If transaction fees fail to grow consistently, the financial incentive for miners could diminish, leading to a drop in the network’s hash rate. Such an event could wear down the network’s resilience.
“Bitcoin’s security budget would erode over time and weaken incentives to secure the network. That could lead to a scenario where a sizeable chunk of mining power –possibly 20-30%– goes offline, as seen during past hashrate shocks caused by squeezed profits or regulatory changes,” Lin said.
The volatility of transaction fees would also threaten Bitcoin’s decentralization.
Can Bitcoin Keep Its Decentralized Promise?
If the fee market becomes unpredictable, this could lead to a concentration of hash power and compromise a core Bitcoin tenet.
“If transaction fees aren’t sufficient to sustain smaller, independent miners, Bitcoin’s network could become more centralized—undermining one of its foundational principles,” Aizik told BeInCrypto.
A failure of the fee-driven model could have existential consequences for Bitcoin’s role in the global economy. If the network’s functionality takes a hit, so will its reputation as a reliable store of value.
“There’s a risk that Bitcoin could be seen more as a museum piece than a living ecosystem,” Aizik added.
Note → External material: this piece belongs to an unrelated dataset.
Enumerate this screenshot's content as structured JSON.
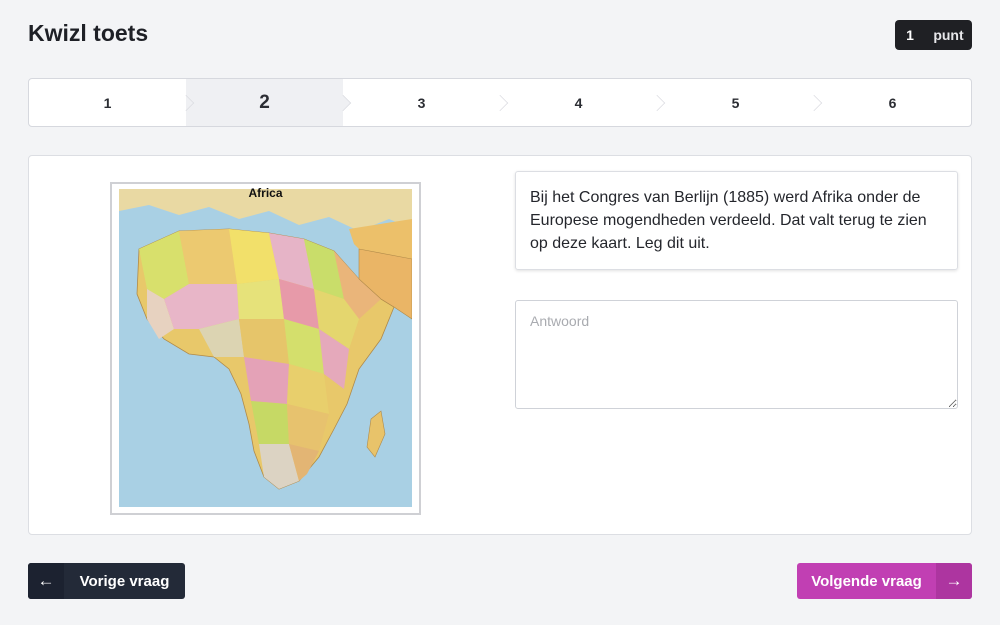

Luckily, the Bitcoin community has 115 years to plan ahead.
Planning Ahead
Despite the potential risks, the overall sentiment from industry leaders is one of high confidence.
The consensus is that Bitcoin’s inherent design, coupled with a committed community and a growing ecosystem, will allow it to transition successfully to a purely fee-driven model.
“Markets are remarkably efficient at pricing security when the stakes are high enough. If Bitcoin remains valuable in 2140, the economics will align to protect that value. The transition timeline allows for gradual adaptation rather than sudden shock,” Li concluded.
Aizik agreed, noting that the very fact that this conversation is happening so far in advance attests to its resilience.
“The industry needs committed entities to be a part of this evolution– helping onboard the next generation of users while honoring Bitcoin’s foundational principles,” he said.
By continuing to cultivate this forward-thinking nature, the future of Bitcoin should remain in good hands.